3.0 ❦

6.1K 778 376
                                    




"Sizi ergen katliamı!"

Rahat bir uykunun kollarından birisinin kulağıma çullanmasıyla irkilerek uyandım. İlk gördüğüm şey; Romeo'nun annesinin öfkeli yüzüydü. Sonra kulağımdaki elini hissettim, birkaç saniye sonra ise Romeo'nun kulağındaki aynı beyaz parmakları gördüm ve hapı yuttuk dercesine yutkundum.

"Size ne dedim lan ben?" Romeo'nun annesi Romeo ve benim kulağımdan tutarak yataktan kaldırdığında kulağımdaki elinin kolundan tuttum.

"Günaydın efendim." dedim tatlı bir sesle. Ama kadın bana kırmızı görmüş boğa gibi bakıyordu.

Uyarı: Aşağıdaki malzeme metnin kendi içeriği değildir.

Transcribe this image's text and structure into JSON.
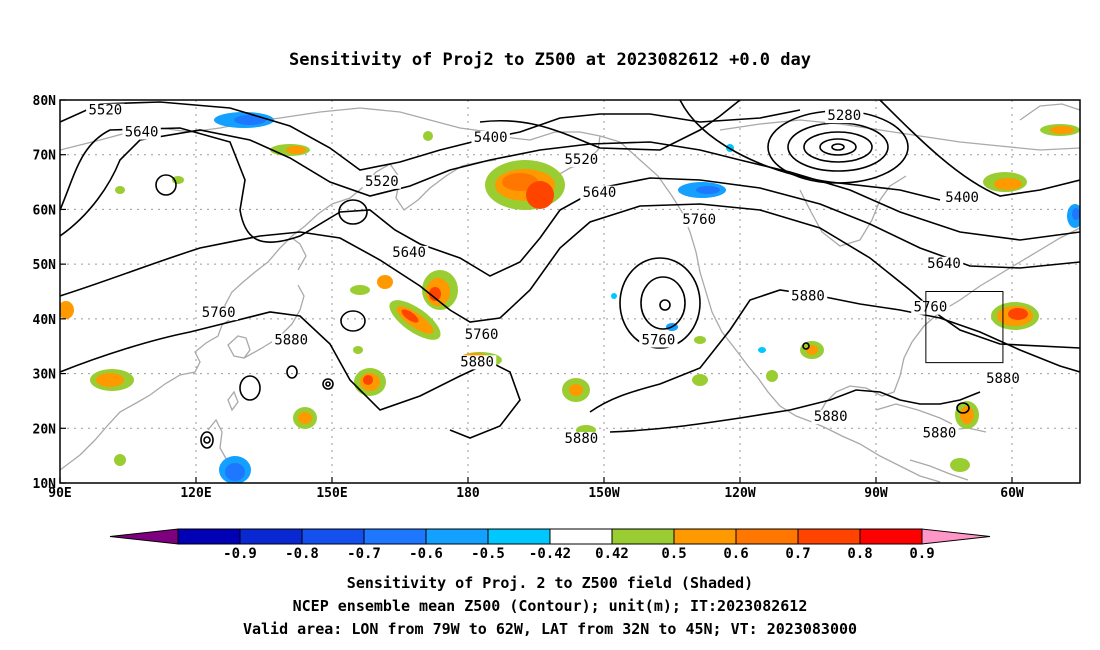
{
  "title": "Sensitivity of Proj2 to Z500 at 2023082612 +0.0 day",
  "x_ticks": [
    {
      "lon": 90,
      "label": "90E"
    },
    {
      "lon": 120,
      "label": "120E"
    },
    {
      "lon": 150,
      "label": "150E"
    },
    {
      "lon": 180,
      "label": "180"
    },
    {
      "lon": 210,
      "label": "150W"
    },
    {
      "lon": 240,
      "label": "120W"
    },
    {
      "lon": 270,
      "label": "90W"
    },
    {
      "lon": 300,
      "label": "60W"
    }
  ],
  "y_ticks": [
    {
      "lat": 80,
      "label": "80N"
    },
    {
      "lat": 70,
      "label": "70N"
    },
    {
      "lat": 60,
      "label": "60N"
    },
    {
      "lat": 50,
      "label": "50N"
    },
    {
      "lat": 40,
      "label": "40N"
    },
    {
      "lat": 30,
      "label": "30N"
    },
    {
      "lat": 20,
      "label": "20N"
    },
    {
      "lat": 10,
      "label": "10N"
    }
  ],
  "extent": {
    "lon": [
      90,
      315
    ],
    "lat": [
      10,
      80
    ]
  },
  "valid_box": {
    "lon": [
      281,
      298
    ],
    "lat": [
      32,
      45
    ]
  },
  "contour_labels": [
    {
      "text": "5520",
      "lon": 100,
      "lat": 77.5
    },
    {
      "text": "5640",
      "lon": 108,
      "lat": 73.5
    },
    {
      "text": "5400",
      "lon": 185,
      "lat": 72.5
    },
    {
      "text": "5520",
      "lon": 161,
      "lat": 64.5
    },
    {
      "text": "5520",
      "lon": 205,
      "lat": 68.5
    },
    {
      "text": "5640",
      "lon": 209,
      "lat": 62.5
    },
    {
      "text": "5760",
      "lon": 231,
      "lat": 57.5
    },
    {
      "text": "5640",
      "lon": 167,
      "lat": 51.5
    },
    {
      "text": "5280",
      "lon": 263,
      "lat": 76.5
    },
    {
      "text": "5400",
      "lon": 289,
      "lat": 61.5
    },
    {
      "text": "5640",
      "lon": 285,
      "lat": 49.5
    },
    {
      "text": "5760",
      "lon": 282,
      "lat": 41.5
    },
    {
      "text": "5880",
      "lon": 255,
      "lat": 43.5
    },
    {
      "text": "5760",
      "lon": 125,
      "lat": 40.5
    },
    {
      "text": "5880",
      "lon": 141,
      "lat": 35.5
    },
    {
      "text": "5760",
      "lon": 183,
      "lat": 36.5
    },
    {
      "text": "5880",
      "lon": 182,
      "lat": 31.5
    },
    {
      "text": "5760",
      "lon": 222,
      "lat": 35.5
    },
    {
      "text": "5880",
      "lon": 260,
      "lat": 21.5
    },
    {
      "text": "5880",
      "lon": 284,
      "lat": 18.5
    },
    {
      "text": "5880",
      "lon": 298,
      "lat": 28.5
    },
    {
      "text": "5880",
      "lon": 205,
      "lat": 17.5
    }
  ],
  "colorbar": {
    "colors": [
      "#7e007e",
      "#0000b4",
      "#0a28d2",
      "#1450ee",
      "#1e78ff",
      "#14a0ff",
      "#00c8ff",
      "#ffffff",
      "#9acd32",
      "#ff9900",
      "#ff7700",
      "#ff4400",
      "#ff0000",
      "#ff96c8"
    ],
    "labels": [
      "-0.9",
      "-0.8",
      "-0.7",
      "-0.6",
      "-0.5",
      "-0.42",
      "0.42",
      "0.5",
      "0.6",
      "0.7",
      "0.8",
      "0.9"
    ]
  },
  "footer": {
    "line1": "Sensitivity of Proj. 2 to Z500 field (Shaded)",
    "line2": "NCEP ensemble mean Z500 (Contour); unit(m); IT:2023082612",
    "line3": "Valid area: LON from 79W to 62W, LAT from 32N to 45N; VT: 2023083000"
  }
}
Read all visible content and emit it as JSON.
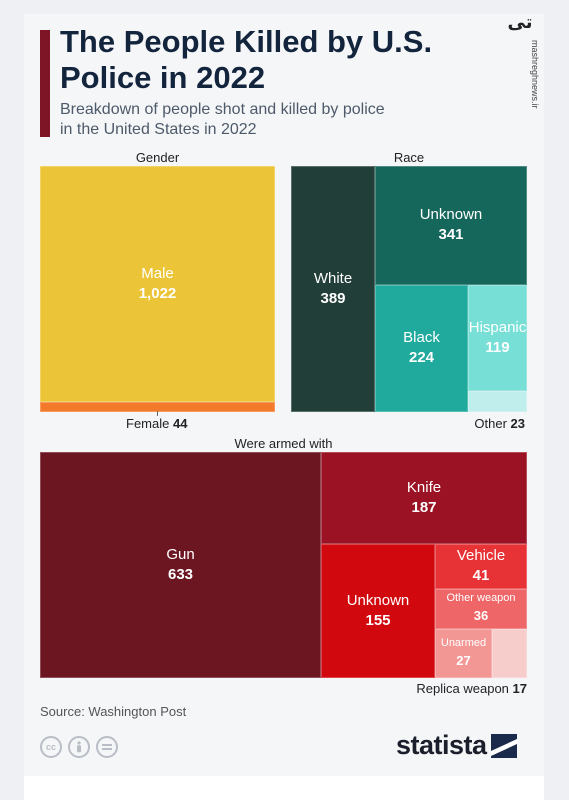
{
  "header": {
    "title": "The People Killed by U.S. Police in 2022",
    "subtitle": "Breakdown of people shot and killed by police in the United States in 2022"
  },
  "watermark": {
    "text": "تی",
    "url": "mashreghnews.ir"
  },
  "chart_data": [
    {
      "type": "treemap",
      "title": "Gender",
      "categories": [
        "Male",
        "Female"
      ],
      "values": [
        1022,
        44
      ],
      "colors": [
        "#ebc437",
        "#f3792b"
      ]
    },
    {
      "type": "treemap",
      "title": "Race",
      "categories": [
        "White",
        "Unknown",
        "Black",
        "Hispanic",
        "Other"
      ],
      "values": [
        389,
        341,
        224,
        119,
        23
      ],
      "colors": [
        "#213f38",
        "#15665b",
        "#20aa9d",
        "#78dfd7",
        "#bfeeed"
      ]
    },
    {
      "type": "treemap",
      "title": "Were armed with",
      "categories": [
        "Gun",
        "Knife",
        "Unknown",
        "Vehicle",
        "Other weapon",
        "Unarmed",
        "Replica weapon"
      ],
      "values": [
        633,
        187,
        155,
        41,
        36,
        27,
        17
      ],
      "colors": [
        "#6c1622",
        "#9a1223",
        "#d1090f",
        "#e73236",
        "#ee6667",
        "#f39795",
        "#f7cdcc"
      ]
    }
  ],
  "footer": {
    "source": "Source: Washington Post",
    "brand": "statista",
    "license_icons": [
      "cc-icon",
      "attribution-icon",
      "no-derivatives-icon"
    ]
  }
}
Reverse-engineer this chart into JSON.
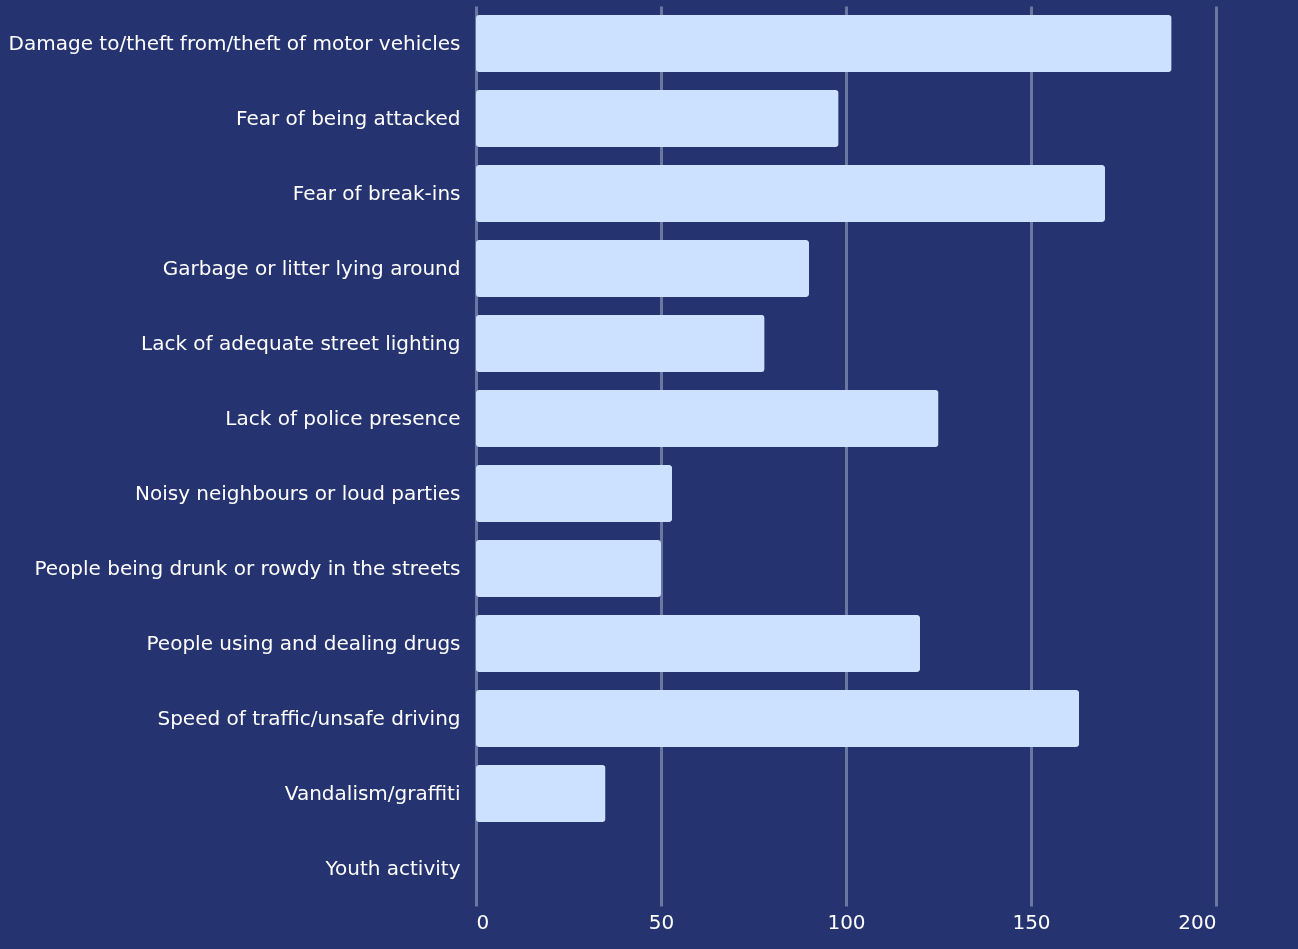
{
  "chart_data": {
    "type": "bar",
    "orientation": "horizontal",
    "categories": [
      "Damage to/theft from/theft of motor vehicles",
      "Fear of being attacked",
      "Fear of break-ins",
      "Garbage or litter lying around",
      "Lack of adequate street lighting",
      "Lack of police presence",
      "Noisy neighbours or loud parties",
      "People being drunk or rowdy in the streets",
      "People using and dealing drugs",
      "Speed of traffic/unsafe driving",
      "Vandalism/graffiti",
      "Youth activity"
    ],
    "values": [
      188,
      98,
      170,
      90,
      78,
      125,
      53,
      50,
      120,
      163,
      35,
      0
    ],
    "color": "#cce0ff",
    "xlim": [
      0,
      200
    ],
    "xticks": [
      0,
      50,
      100,
      150,
      200
    ],
    "grid": true
  }
}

"Günaydın," Romeo benim aksime uykulu çıkan sesiyle mırıldandığında sanki annesinin kulağındaki elini hissetmiyordu. Oysa benim kulağımda orman yangınları başlamıştı bile.

"Ama acıtıyorsunuz." diye sızlanmaya başladığımda beli bana büyük gelen eşofman altını sıkıca kavradım, düşmemesi için.

"Ben size o kapı kapanmayacak demişken siz nasıl olurda deli bir cesaretle aynı yatakta uyursunuz."

Romeo'nun annesi ikimizinde kulağını yukarı doğru kıvırdığında acıyla inleyerek kolunu tuttum. "Elinizde pek ağırmış." dedim acıyla.

"Öyledir," Romeo beni aynı sakinlikle onayladığında artık bu duruma alıştığını anladım. Yazık çocuğa..

"Ne oldu söyleyin bakiyim dün gece aranızda?" Annesi bizi odadan dışarı sürüklerken ben hâlâ acıya kulağımı bırakması için koluna baskı uyguluyordum. Ama kadın bana mısın demiyordu.

"Valla bir şey olmadı." dedim hızlıca. "Tanrı çarpsın."

"Çarpılıncaksın Maira." Romeo alayla mırıldandığında annesinin arkasından elimi karnına götürerek çimdikledim. Romeo acıyla yüzünü buruşturdu.

"Düşün önüme daha ifadenizi alacağım." Annesi bizi mutfağa sürüklediğinde mızmızlanmaya başladım. Dün gece ne güzeldi, bu sabahta Romeo'nun yüzüne bakarak uyanamaz mıydım sanki?

"Bakın gerçekten söylüyorum.."

"Sus konuşma!" diye bağırdı annesi.

"Ama açıklamamı söylediniz.."

"Sus!" Annesi tekrardan lafımı ağzıma tıktığında sessizce ve acılı bir şekilde mutfaktan içeri girdik.

Romeo'nun annesi, isminin ne olduğunu unutmuştum, kulaklarımızı bıraktığında kollarını göğüsünde kavuşturarak sorgulayıcı bakışlarını yüzümüze dikti. Daha çok bana bakıyordu.

"Açıklayın."

Sessizlik.

"Açıklasanıza!"

"Ama az önce konuşmamı söylediniz." diye uslu bir kız misali mırıldandım.

Kadın ellerini sabır dilenircesine havaya kaldırdı ve bir şeyler mırıldandı.

"Ne işin vardı onun yatağında?" İşaret parmağıyla Romeo'nu gösterdiğinde kaçamak bir bakışlar Romeo'ya baktım. Herifin dünya umurunda değildi neredeyse. Sanki bir tek ben sorgulanıyormuşum gibi. Ama ben bunu senin yanına bırakmazdım Romeo.